Charging companies have time to figure out where to build fast chargers because it would take more than 17 years to convert the entire U.S. fleet of 279 million passenger vehicles from petroleum to electricity – even if every motorist were willing to make the switch, said Pasquale Romano, CEO of ChargePoint, a charging station company.
But the chargers can't come fast enough for automakers, who want more people to buy their EVs to spread development costs over more vehicles. In 2020, global electric car sales jumped 41% despite pandemic restrictions.
Romano says fast chargers will be needed about every 75 miles on roads that connect metro areas, and that the United States should get there in about two years. As more EVs are sold, he said, more stations will be built.

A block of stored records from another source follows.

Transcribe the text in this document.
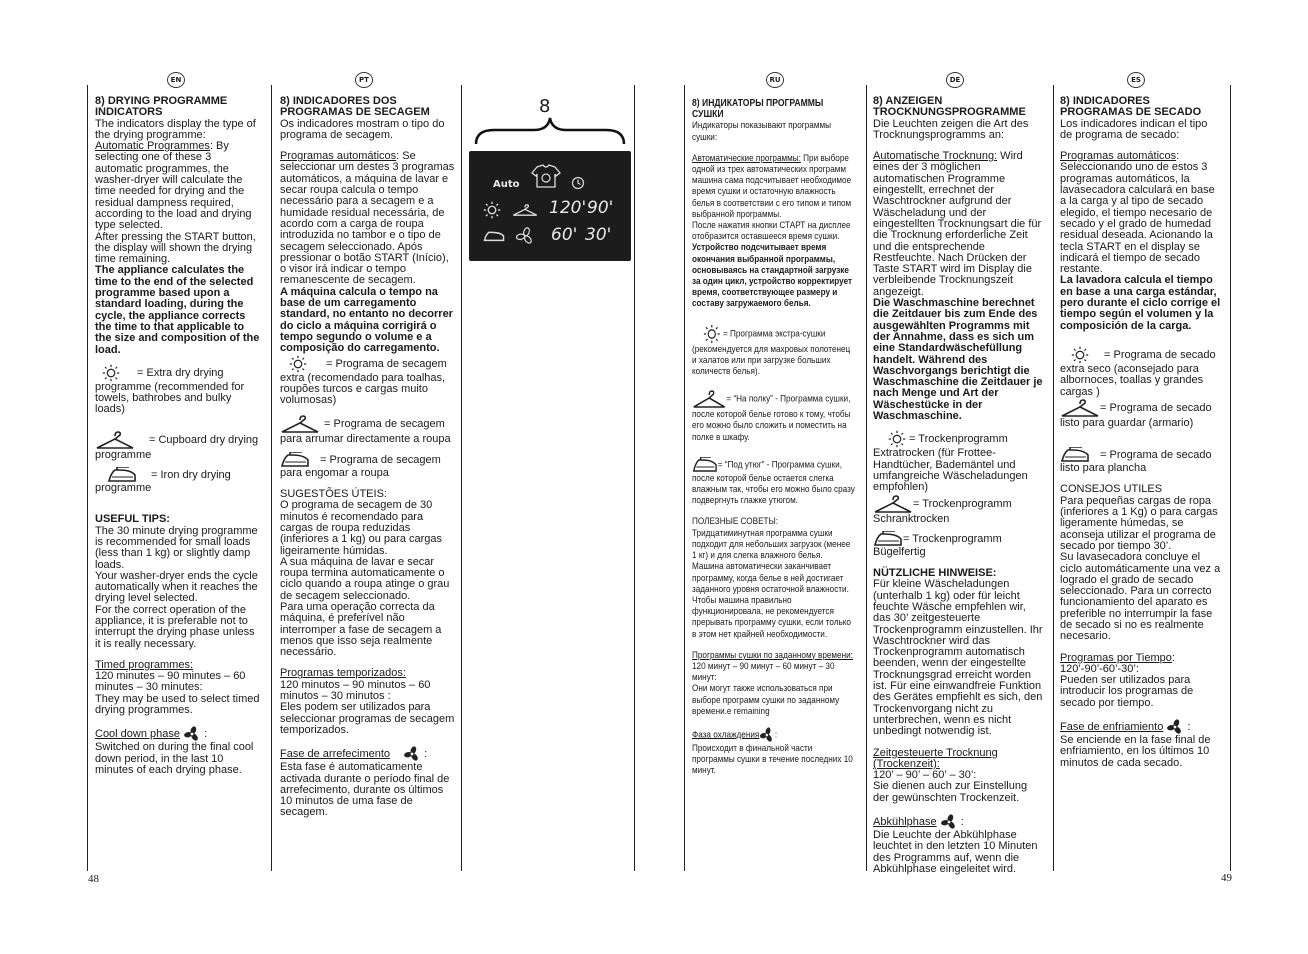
EN	PT	RU	DE	ES
48	49

8) DRYING PROGRAMME INDICATORS

The indicators display the type of the drying programme:

Automatic Programmes: By selecting one of these 3 automatic programmes, the washer-dryer will calculate the time needed for drying and the residual dampness required, according to the load and drying type selected.

After pressing the START button, the display will shown the drying time remaining.

The appliance calculates the time to the end of the selected programme based upon a standard loading, during the cycle, the appliance corrects the time to that applicable to the size and composition of the load.

= Extra dry drying programme (recommended for towels, bathrobes and bulky loads)

= Cupboard dry drying programme

= Iron dry drying programme

USEFUL TIPS:

The 30 minute drying programme is recommended for small loads (less than 1 kg) or slightly damp loads.

Your washer-dryer ends the cycle automatically when it reaches the drying level selected.

For the correct operation of the appliance, it is preferable not to interrupt the drying phase unless it is really necessary.

Timed programmes:

120 minutes – 90 minutes – 60 minutes – 30 minutes:

They may be used to select timed drying programmes.

Cool down phase  :

Switched on during the final cool down period, in the last 10 minutes of each drying phase.

8) INDICADORES DOS PROGRAMAS DE SECAGEM

Os indicadores mostram o tipo do programa de secagem.

Programas automáticos: Se seleccionar um destes 3 programas automáticos, a máquina de lavar e secar roupa calcula o tempo necessário para a secagem e a humidade residual necessária, de acordo com a carga de roupa introduzida no tambor e o tipo de secagem seleccionado. Após pressionar o botão START (Início), o visor irá indicar o tempo remanescente de secagem.

A máquina calcula o tempo na base de um carregamento standard, no entanto no decorrer do ciclo a máquina corrigirá o tempo segundo o volume e a composição do carregamento.

= Programa de secagem extra (recomendado para toalhas, roupões turcos e cargas muito volumosas)

= Programa de secagem para arrumar directamente a roupa

= Programa de secagem para engomar a roupa

SUGESTÕES ÚTEIS:

O programa de secagem de 30 minutos é recomendado para cargas de roupa reduzidas (inferiores a 1 kg) ou para cargas ligeiramente húmidas.

A sua máquina de lavar e secar roupa termina automaticamente o ciclo quando a roupa atinge o grau de secagem seleccionado.

Para uma operação correcta da máquina, é preferível não interromper a fase de secagem a menos que isso seja realmente necessário.

Programas temporizados:

120 minutos – 90 minutos – 60 minutos – 30 minutos :

Eles podem ser utilizados para seleccionar programas de secagem temporizados.

Fase de arrefecimento	:

Esta fase é automaticamente activada durante o período final de arrefecimento, durante os últimos 10 minutos de uma fase de secagem.

8
Auto
120' 90'
60' 30'

8) ИНДИКАТОРЫ ПРОГРАММЫ СУШКИ

Индикаторы показывают программы сушки:

Автоматические программы: При выборе одной из трех автоматических программ машина сама подсчитывает необходимое время сушки и остаточную влажность белья в соответствии с его типом и типом выбранной программы.

После нажатия кнопки СТАРТ на дисплее отобразится оставшееся время сушки.

Устройство подсчитывает время окончания выбранной программы, основываясь на стандартной загрузке за один цикл, устройство корректирует время, соответствующее размеру и составу загружаемого белья.

= Программа экстра-сушки (рекомендуется для махровых полотенец и халатов или при загрузке больших количеств белья).

= “На полку” - Программа сушки, после которой белье готово к тому, чтобы его можно было сложить и поместить на полке в шкафу.

= “Под утюг” - Программа сушки, после которой белье остается слегка влажным так, чтобы его можно было сразу подвергнуть глажке утюгом.

ПОЛЕЗНЫЕ СОВЕТЫ:

Тридцатиминутная программа сушки подходит для небольших загрузок (менее 1 кг) и для слегка влажного белья. Машина автоматически заканчивает программу, когда белье в ней достигает заданного уровня остаточной влажности.

Чтобы машина правильно функционировала, не рекомендуется прерывать программу сушки, если только в этом нет крайней необходимости.

Программы сушки по заданному времени:

120 минут – 90 минут – 60 минут – 30 минут:

Они могут также использоваться при выборе программ сушки по заданному времени.е remaining

Фаза охлаждения :

Происходит в финальной части программы сушки в течение последних 10 минут.

8) ANZEIGEN TROCKNUNGSPROGRAMME

Die Leuchten zeigen die Art des Trocknungsprogramms an:

Automatische Trocknung: Wird eines der 3 möglichen automatischen Programme eingestellt, errechnet der Waschtrockner aufgrund der Wäscheladung und der eingestellten Trocknungsart die für die Trocknung erforderliche Zeit und die entsprechende Restfeuchte. Nach Drücken der Taste START wird im Display die verbleibende Trocknungszeit angezeigt.

Die Waschmaschine berechnet die Zeitdauer bis zum Ende des ausgewählten Programms mit der Annahme, dass es sich um eine Standardwäschefüllung handelt. Während des Waschvorgangs berichtigt die Waschmaschine die Zeitdauer je nach Menge und Art der Wäschestücke in der Waschmaschine.

= Trockenprogramm Extratrocken (für Frottee-Handtücher, Bademäntel und umfangreiche Wäscheladungen empfohlen)

= Trockenprogramm Schranktrocken

= Trockenprogramm Bügelfertig

NÜTZLICHE HINWEISE:

Für kleine Wäscheladungen (unterhalb 1 kg) oder für leicht feuchte Wäsche empfehlen wir, das 30’ zeitgesteuerte Trockenprogramm einzustellen. Ihr Waschtrockner wird das Trockenprogramm automatisch beenden, wenn der eingestellte Trocknungsgrad erreicht worden ist. Für eine einwandfreie Funktion des Gerätes empfiehlt es sich, den Trockenvorgang nicht zu unterbrechen, wenn es nicht unbedingt notwendig ist.

Zeitgesteuerte Trocknung (Trockenzeit):

120’ – 90’ – 60’ – 30’:

Sie dienen auch zur Einstellung der gewünschten Trockenzeit.

Abkühlphase  :

Die Leuchte der Abkühlphase leuchtet in den letzten 10 Minuten des Programms auf, wenn die Abkühlphase eingeleitet wird.

8) INDICADORES PROGRAMAS DE SECADO

Los indicadores indican el tipo de programa de secado:

Programas automáticos: Seleccionando uno de estos 3 programas automáticos, la lavasecadora calculará en base a la carga y al tipo de secado elegido, el tiempo necesario de secado y el grado de humedad residual deseada. Acionando la tecla START en el display se indicará el tiempo de secado restante.

La lavadora calcula el tiempo en base a una carga estándar, pero durante el ciclo corrige el tiempo según el volumen y la composición de la carga.

= Programa de secado extra seco (aconsejado para albornoces, toallas y grandes cargas )

= Programa de secado listo para guardar (armario)

= Programa de secado listo para plancha

CONSEJOS UTILES

Para pequeñas cargas de ropa (inferiores a 1 Kg) o para cargas ligeramente húmedas, se aconseja utilizar el programa de secado por tiempo 30’.

Su lavasecadora concluye el ciclo automáticamente una vez a logrado el grado de secado seleccionado. Para un correcto funcionamiento del aparato es preferible no interrumpir la fase de secado si no es realmente necesario.

Programas por Tiempo:

120’-90’-60’-30’:

Pueden ser utilizados para introducir los programas de secado por tiempo.

Fase de enfriamiento  :

Se enciende en la fase final de enfriamiento, en los últimos 10 minutos de cada secado.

"You don't want to put all the infrastructure in for 20 years starting with vehicle zero,” Pasquale said. "This is about the natural organic growth.”
EVs are getting ahead of the public charging network, which isn't ready to handle the higher kilowatts that the parade of new vehicles can handle. Adding to the urgency – EVs will be cheaper to produce than fossil fuel cars by 2027.
Experts, however, say there's time for the chargers to catch up as long as EV sales don't take off too fast, and if charging networks are willing to invest in faster systems.